The Fixer is a war story set in peacetime. In 2001, Joe Sacco traveled to Sarajevo, hoping to find the interpreter who’d helped him during the Yugoslav Wars. By this time, correspondents had cleared out and soldiers had become civilians. Memories of atrocity were starting to slip beneath the surface—but Sacco’s book excavates them. During one flashback, Sacco portrays his wartime arrival to Sarajevo, and it’s styled like film noir: hulking architecture, empty streets, long shadows. In a surreal scene at the Holiday Inn, the concierge points to the hotel on a city map. “This is the front line,” she says. “Don’t ever walk here.” Then, in the lobby, Sacco meets his fixer.
Lynda Barry’s One! Hundred! Demons! is what you get when you mix together a few cups of fact, a spoonful of fiction, and innumerable cups of coffee. Barry says her memoir was inspired by “a hand-scroll painted by a Zen monk named Hakuin Ekaku, in 16th century Japan.” Her own colorful variant on the hand-scroll, which falls somewhere between comic and collage, tells tiny stories of growing up that are both playful and profound.
In Arab of the Future, Riad Sattouf transforms six perplexing years in the Middle East into an elegant and ironic memoir. When the story begins, Sattouf—a former Charlie Hebdo contributor who now draws a column for l’Obs—is a wide-eyed toddler. His mother is French and his father is Syrian. “In 1980, I was two years old, and I was perfect,” Sattouf declares.
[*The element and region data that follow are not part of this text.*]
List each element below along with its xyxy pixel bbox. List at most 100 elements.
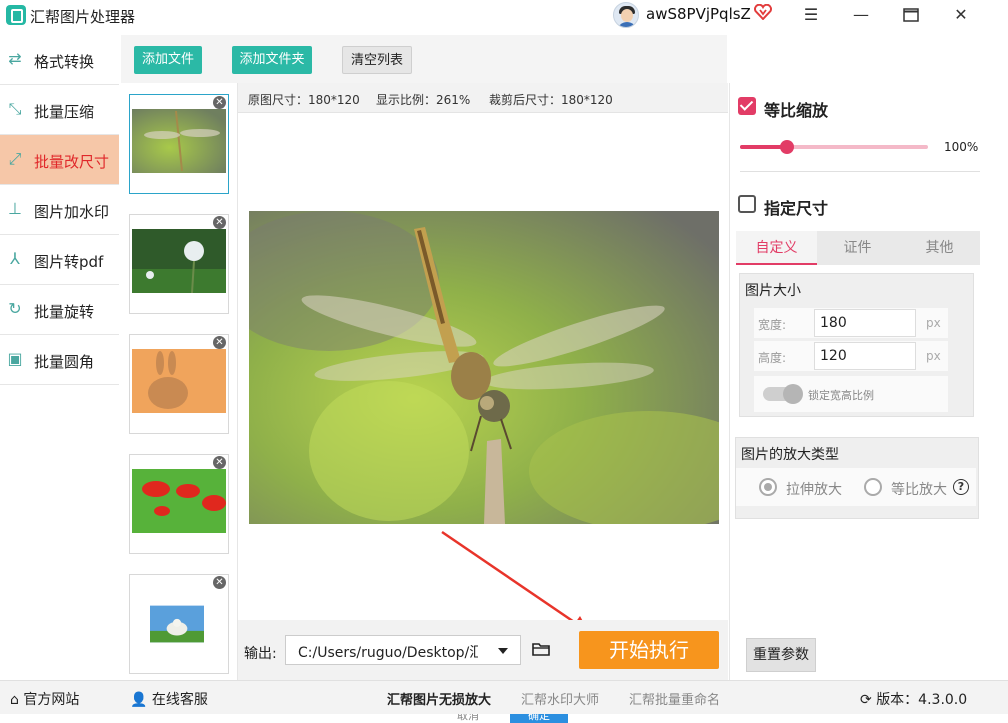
width-input[interactable]: 180 [814,309,916,337]
specify-size-checkbox[interactable] [738,195,756,213]
tab-other[interactable]: 其他 [899,231,980,265]
bottom-strip [0,714,1008,723]
sidebar-item-label: 格式转换 [34,53,95,71]
confirm-button[interactable]: 确定 [510,714,568,723]
website-label: 官方网站 [23,692,80,708]
scale-value: 100% [944,140,979,154]
sidebar-item-label: 图片加水印 [34,203,110,221]
enlarge-options-row: 拉伸放大 等比放大 ? [736,468,976,506]
maximize-icon[interactable] [896,2,926,28]
proportional-enlarge-radio[interactable] [864,478,882,496]
add-file-button[interactable]: 添加文件 [134,46,202,74]
folder-icon[interactable] [532,642,550,656]
divider [740,171,980,172]
thumbnail-image [132,109,226,173]
proportional-scale-checkbox[interactable] [738,97,756,115]
width-label: 宽度: [758,318,787,332]
cancel-button[interactable]: 取消 [440,714,496,723]
output-path-value: C:/Users/ruguo/Desktop/汇帮 [298,645,478,661]
avatar[interactable] [613,2,639,28]
thumbnail-image [132,469,226,533]
remove-thumbnail-icon[interactable]: ✕ [213,216,226,229]
thumbnail-red-flowers[interactable]: ✕ [129,454,229,554]
size-tabs: 自定义 证件 其他 [736,231,980,265]
resize-icon: ⤢ [8,149,22,168]
toolbar [121,35,727,83]
app-title: 汇帮图片处理器 [30,8,136,26]
menu-icon[interactable]: ☰ [796,2,826,28]
sidebar-item-label: 批量圆角 [34,353,95,371]
lock-ratio-toggle[interactable] [763,384,803,404]
height-input[interactable]: 120 [814,342,916,370]
stretch-label: 拉伸放大 [786,482,842,498]
vip-heart-icon[interactable] [754,4,772,20]
lock-ratio-row: 锁定宽高比例 [754,376,948,412]
minimize-icon[interactable]: — [846,2,876,28]
proportional-enlarge-label: 等比放大 [891,482,947,498]
thumbnail-list[interactable]: ✕ ✕ ✕ ✕ ✕ [121,83,238,680]
thumbnail-image [132,349,226,413]
thumbnail-image [150,605,204,643]
output-bar: 输出: C:/Users/ruguo/Desktop/汇帮 开始执行 [238,620,728,680]
scale-slider[interactable] [740,140,928,154]
sidebar: ⇄ 格式转换 ⤡ 批量压缩 ⤢ 批量改尺寸 ⊥ 图片加水印 ⅄ 图片转pdf ↻… [0,35,119,385]
sidebar-item-format-convert[interactable]: ⇄ 格式转换 [0,35,119,85]
output-path-select[interactable]: C:/Users/ruguo/Desktop/汇帮 [285,635,521,665]
tab-custom[interactable]: 自定义 [736,231,817,265]
sidebar-item-watermark[interactable]: ⊥ 图片加水印 [0,185,119,235]
help-icon[interactable]: ? [953,479,969,495]
display-ratio: 显示比例：261% [376,93,471,107]
version-info: ⟳ 版本：4.3.0.0 [860,689,967,709]
settings-panel: 等比缩放 100% 指定尺寸 自定义 证件 其他 图片大小 宽度: 180 px… [729,83,1008,680]
website-link[interactable]: ⌂ 官方网站 [10,689,79,709]
sidebar-item-rotate[interactable]: ↻ 批量旋转 [0,285,119,335]
reset-button[interactable]: 重置参数 [746,638,816,672]
username[interactable]: awS8PVjPqlsZ [646,5,751,23]
link-batch-rename[interactable]: 汇帮批量重命名 [629,689,720,708]
add-folder-button[interactable]: 添加文件夹 [232,46,312,74]
sidebar-item-compress[interactable]: ⤡ 批量压缩 [0,85,119,135]
start-button[interactable]: 开始执行 [579,631,719,669]
link-watermark-master[interactable]: 汇帮水印大师 [521,689,599,708]
width-row: 宽度: 180 px [754,308,948,338]
compress-icon: ⤡ [8,99,22,118]
width-unit: px [926,316,941,330]
support-link[interactable]: 👤 在线客服 [130,689,208,709]
home-icon: ⌂ [10,692,19,708]
tab-id-photo[interactable]: 证件 [817,231,898,265]
thumbnail-sheep[interactable]: ✕ [129,574,229,674]
rotate-icon: ↻ [8,299,22,318]
thumbnail-rabbit[interactable]: ✕ [129,334,229,434]
pdf-icon: ⅄ [10,249,20,268]
proportional-scale-label: 等比缩放 [764,101,829,120]
clear-list-button[interactable]: 清空列表 [342,46,412,74]
watermark-icon: ⊥ [8,199,22,218]
sidebar-item-to-pdf[interactable]: ⅄ 图片转pdf [0,235,119,285]
cropped-size: 裁剪后尺寸：180*120 [489,93,613,107]
thumbnail-image [132,229,226,293]
scale-slider-handle[interactable] [780,140,794,154]
thumbnail-dragonfly[interactable]: ✕ [129,94,229,194]
sidebar-item-resize[interactable]: ⤢ 批量改尺寸 [0,135,119,185]
preview-image [249,211,719,524]
enlarge-type-title: 图片的放大类型 [741,447,839,463]
height-label: 高度: [758,351,787,365]
thumbnail-dandelion[interactable]: ✕ [129,214,229,314]
enlarge-type-group: 图片的放大类型 拉伸放大 等比放大 ? [735,437,979,519]
sidebar-item-label: 图片转pdf [34,253,104,271]
remove-thumbnail-icon[interactable]: ✕ [213,456,226,469]
specify-size-label: 指定尺寸 [764,199,829,218]
sidebar-item-rounded-corner[interactable]: ▣ 批量圆角 [0,335,119,385]
support-label: 在线客服 [151,692,208,708]
sidebar-item-label: 批量改尺寸 [34,153,110,171]
refresh-icon[interactable]: ⟳ [860,692,872,708]
remove-thumbnail-icon[interactable]: ✕ [213,96,226,109]
remove-thumbnail-icon[interactable]: ✕ [213,576,226,589]
sidebar-item-label: 批量压缩 [34,103,95,121]
stretch-radio[interactable] [759,478,777,496]
close-icon[interactable]: ✕ [946,2,976,28]
remove-thumbnail-icon[interactable]: ✕ [213,336,226,349]
chevron-down-icon [498,648,508,654]
title-bar: 汇帮图片处理器 awS8PVjPqlsZ ☰ — ✕ [0,0,1008,32]
link-lossless-enlarge[interactable]: 汇帮图片无损放大 [387,689,491,708]
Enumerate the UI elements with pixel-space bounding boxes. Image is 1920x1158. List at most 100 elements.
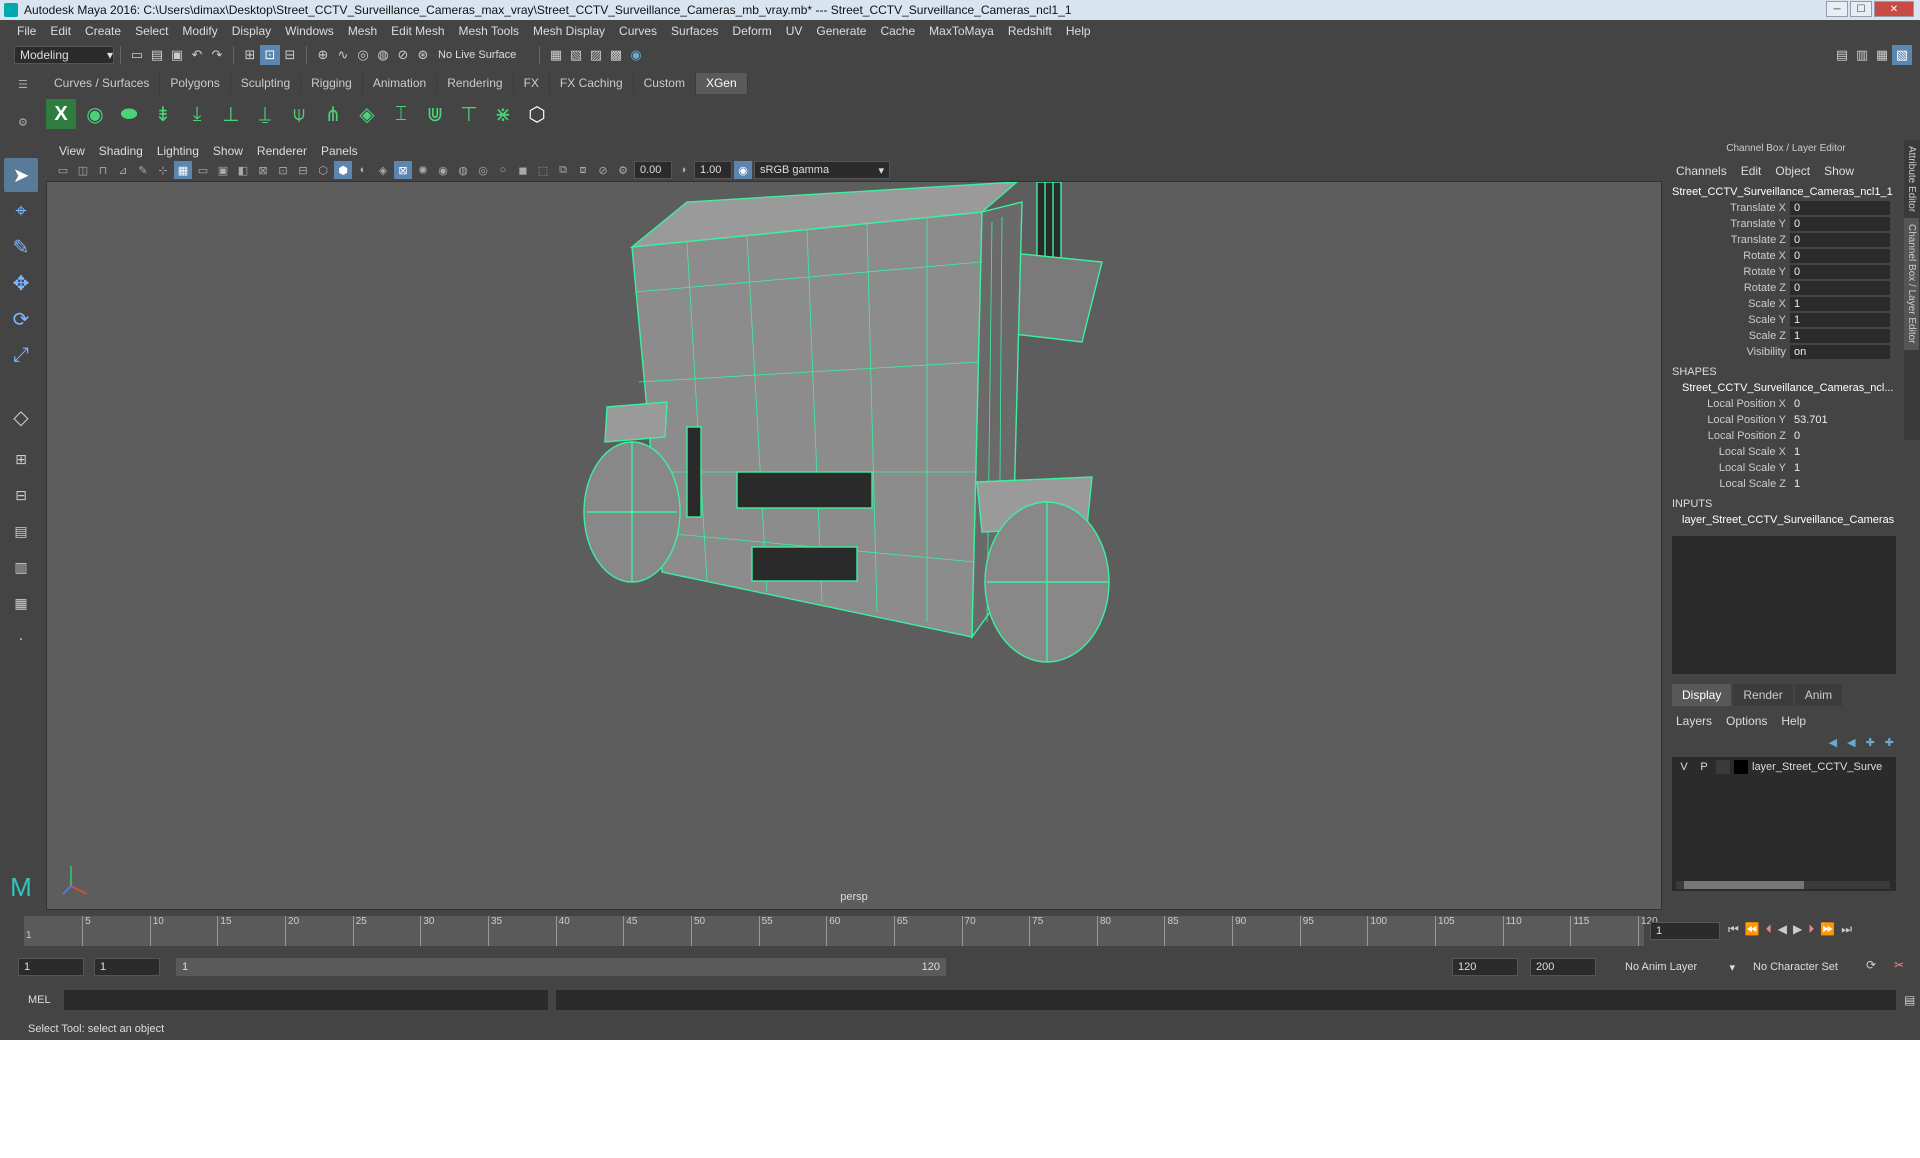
attr-row[interactable]: Rotate Z 0 — [1668, 280, 1904, 296]
layer-scrollbar[interactable] — [1676, 881, 1890, 889]
layer-type-toggle[interactable] — [1716, 760, 1730, 774]
close-button[interactable]: ✕ — [1874, 1, 1914, 17]
camera-select-icon[interactable]: ▭ — [54, 161, 72, 179]
attr-value[interactable]: 1 — [1790, 461, 1890, 475]
attr-value[interactable]: 0 — [1790, 217, 1890, 231]
select-component-icon[interactable]: ⊟ — [280, 45, 300, 65]
xgen-editor-icon[interactable]: X — [46, 99, 76, 129]
new-layer-selected-icon[interactable]: ✚ — [1885, 736, 1894, 749]
hypershade-icon[interactable]: ▩ — [606, 45, 626, 65]
step-back-icon[interactable]: ⏪ — [1745, 922, 1760, 937]
open-scene-icon[interactable]: ▤ — [147, 45, 167, 65]
lock-length-icon[interactable]: ⍦ — [284, 99, 314, 129]
step-forward-key-icon[interactable]: ⏵ — [1808, 922, 1814, 937]
le-menu-options[interactable]: Options — [1726, 714, 1767, 728]
menu-mesh-tools[interactable]: Mesh Tools — [452, 24, 526, 38]
menu-modify[interactable]: Modify — [175, 24, 224, 38]
place-guides-icon[interactable]: ⇟ — [148, 99, 178, 129]
exposure-icon[interactable]: ⚙ — [614, 161, 632, 179]
attr-value[interactable]: on — [1790, 345, 1890, 359]
comb-guides-icon[interactable]: ⋓ — [420, 99, 450, 129]
add-guide-icon[interactable]: ⤓ — [182, 99, 212, 129]
command-input[interactable] — [64, 990, 548, 1010]
tab-animation[interactable]: Animation — [363, 73, 438, 94]
script-editor-icon[interactable]: ▤ — [1904, 993, 1915, 1007]
menu-help[interactable]: Help — [1059, 24, 1098, 38]
hypershade-layout-icon[interactable]: ▦ — [4, 586, 38, 620]
scale-tool-icon[interactable]: ⤢ — [4, 338, 38, 372]
anim-start-field[interactable]: 1 — [18, 958, 84, 976]
attr-value[interactable]: 0 — [1790, 233, 1890, 247]
attr-value[interactable]: 0 — [1790, 265, 1890, 279]
snap-grid-icon[interactable]: ⊕ — [313, 45, 333, 65]
attr-value[interactable]: 0 — [1790, 397, 1890, 411]
render-settings-icon[interactable]: ▨ — [586, 45, 606, 65]
undo-icon[interactable]: ↶ — [187, 45, 207, 65]
snap-point-icon[interactable]: ◎ — [353, 45, 373, 65]
object-name[interactable]: Street_CCTV_Surveillance_Cameras_ncl1_1 — [1668, 184, 1896, 200]
2d-pan-icon[interactable]: ⊹ — [154, 161, 172, 179]
menu-edit-mesh[interactable]: Edit Mesh — [384, 24, 451, 38]
guide-length-icon[interactable]: ⍊ — [250, 99, 280, 129]
depth-of-field-icon[interactable]: ◼ — [514, 161, 532, 179]
menu-redshift[interactable]: Redshift — [1001, 24, 1059, 38]
select-object-icon[interactable]: ⊡ — [260, 45, 280, 65]
ipr-render-icon[interactable]: ▧ — [566, 45, 586, 65]
attr-row[interactable]: Translate X 0 — [1668, 200, 1904, 216]
vp-menu-renderer[interactable]: Renderer — [250, 144, 314, 158]
attr-value[interactable]: 0 — [1790, 201, 1890, 215]
textured-icon[interactable]: ⊠ — [394, 161, 412, 179]
cb-menu-edit[interactable]: Edit — [1741, 164, 1762, 178]
redo-icon[interactable]: ↷ — [207, 45, 227, 65]
go-to-start-icon[interactable]: ⏮ — [1728, 922, 1739, 937]
menu-mesh-display[interactable]: Mesh Display — [526, 24, 612, 38]
snap-surface-icon[interactable]: ⊘ — [393, 45, 413, 65]
attr-value[interactable]: 1 — [1790, 297, 1890, 311]
menu-uv[interactable]: UV — [779, 24, 810, 38]
attr-row[interactable]: Local Position Z 0 — [1668, 428, 1904, 444]
go-to-end-icon[interactable]: ⏭ — [1841, 922, 1852, 937]
attr-value[interactable]: 1 — [1790, 313, 1890, 327]
attr-row[interactable]: Scale X 1 — [1668, 296, 1904, 312]
attr-row[interactable]: Local Position X 0 — [1668, 396, 1904, 412]
shape-name[interactable]: Street_CCTV_Surveillance_Cameras_ncl... — [1668, 380, 1896, 396]
tab-custom[interactable]: Custom — [634, 73, 696, 94]
layer-row[interactable]: V P layer_Street_CCTV_Surve — [1672, 757, 1896, 777]
attr-value[interactable]: 1 — [1790, 445, 1890, 459]
play-forward-icon[interactable]: ▶ — [1793, 922, 1802, 937]
mode-selector[interactable]: Modeling ▾ — [14, 46, 114, 64]
two-view-icon[interactable]: ⊟ — [4, 478, 38, 512]
four-view-icon[interactable]: ⊞ — [4, 442, 38, 476]
save-scene-icon[interactable]: ▣ — [167, 45, 187, 65]
wireframe-on-shaded-icon[interactable]: ◈ — [374, 161, 392, 179]
attr-row[interactable]: Scale Z 1 — [1668, 328, 1904, 344]
new-scene-icon[interactable]: ▭ — [127, 45, 147, 65]
vp-menu-panels[interactable]: Panels — [314, 144, 365, 158]
gamma-icon[interactable]: ◑ — [674, 161, 692, 179]
antialias-icon[interactable]: ○ — [494, 161, 512, 179]
current-frame-field[interactable]: 1 — [1650, 922, 1720, 940]
xray-joints-icon[interactable]: ⧈ — [574, 161, 592, 179]
time-ruler[interactable]: 1 5 10 15 20 25 30 35 40 45 50 55 60 65 70 75 80 85 90 95 1… — [24, 916, 1658, 946]
playback-start-field[interactable]: 1 — [94, 958, 160, 976]
smooth-guides-icon[interactable]: ⊤ — [454, 99, 484, 129]
tool-settings-icon[interactable]: ▦ — [1872, 45, 1892, 65]
attr-value[interactable]: 1 — [1790, 329, 1890, 343]
play-back-icon[interactable]: ◀ — [1778, 922, 1787, 937]
tab-sculpting[interactable]: Sculpting — [231, 73, 302, 94]
attr-value[interactable]: 0 — [1790, 249, 1890, 263]
attr-value[interactable]: 1 — [1790, 477, 1890, 491]
tab-xgen[interactable]: XGen — [695, 73, 748, 94]
menu-mesh[interactable]: Mesh — [341, 24, 384, 38]
exposure-field[interactable]: 0.00 — [634, 161, 672, 179]
layer-color-swatch[interactable] — [1734, 760, 1748, 774]
image-plane-icon[interactable]: ⊿ — [114, 161, 132, 179]
tab-curves-surfaces[interactable]: Curves / Surfaces — [44, 73, 161, 94]
attr-value[interactable]: 53.701 — [1790, 413, 1890, 427]
menu-create[interactable]: Create — [78, 24, 128, 38]
create-description-icon[interactable]: ⬬ — [114, 99, 144, 129]
snap-view-icon[interactable]: ◍ — [373, 45, 393, 65]
menu-cache[interactable]: Cache — [873, 24, 922, 38]
noise-guides-icon[interactable]: ⋇ — [488, 99, 518, 129]
sculpt-guides-icon[interactable]: ⊥ — [216, 99, 246, 129]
Through a child’s eyes, Sattouf builds a backdrop for the Arab world we know today. In Syria, where young men style their hairs like characters in Grease, Sattouf writes: “Using their hands, the women began to eat the remains of the meal eaten by the men in the next room.” In Tripoli, houses belong to whomever moves in, but families have to wait in food lines for baked beans and green bananas. After the disappointments of the Arab Spring, it’s easy to be cynical about the history of the Middle East. But Sattouf chooses the more challenging approach—to look for hope and humor where there’s not much to be found.
Maus helped nonfiction comics go mainstream when, in 1992, it became the first graphic novel to with the Pulitzer Prize. In simple black-and-white strips that were serialized for more than a decade, Spiegelman tries to make sense of his Jewish father’s memories of the Holocaust. He wryly casts Jews as mice and Germans as cats, as if World War II were a horrifying version of Tom and Jerry. As Spiegelman alternates between his present and his father’s past, he sketches out his own complex relationship to his roots.
As a girl in Iran, Marjane Satrapi saw herself as a prophet and a revolutionary. “The revolution is like a bicycle,” she tells her friends in her memoir Persepolis. “When the wheels don’t turn, it falls.” In the next frame, we see dozens of people trying to pedal an unwieldy five-wheeled contraption. Needless to say, it’s not going anywhere.
Satrapi’s simple black-and-white illustrations capture a turbulent history with surprising depth. In one historical panel, British colonial rulers—embodied by a bald man sipping liqueur and a greasy man smoking a pipe—plot the takeover of Iran. In another panel, after the execution of one of her heroes, Satrapi argues bitterly with God. She can forsake her faith, but for most of her childhood, she can’t escape her home. And since she can’t leave, she starts to love Iran. “This old and great civilization has been discussed mostly in connection with fundamentalism, fanaticism, and terrorism,” she writes in her introduction. Persepolis changes that.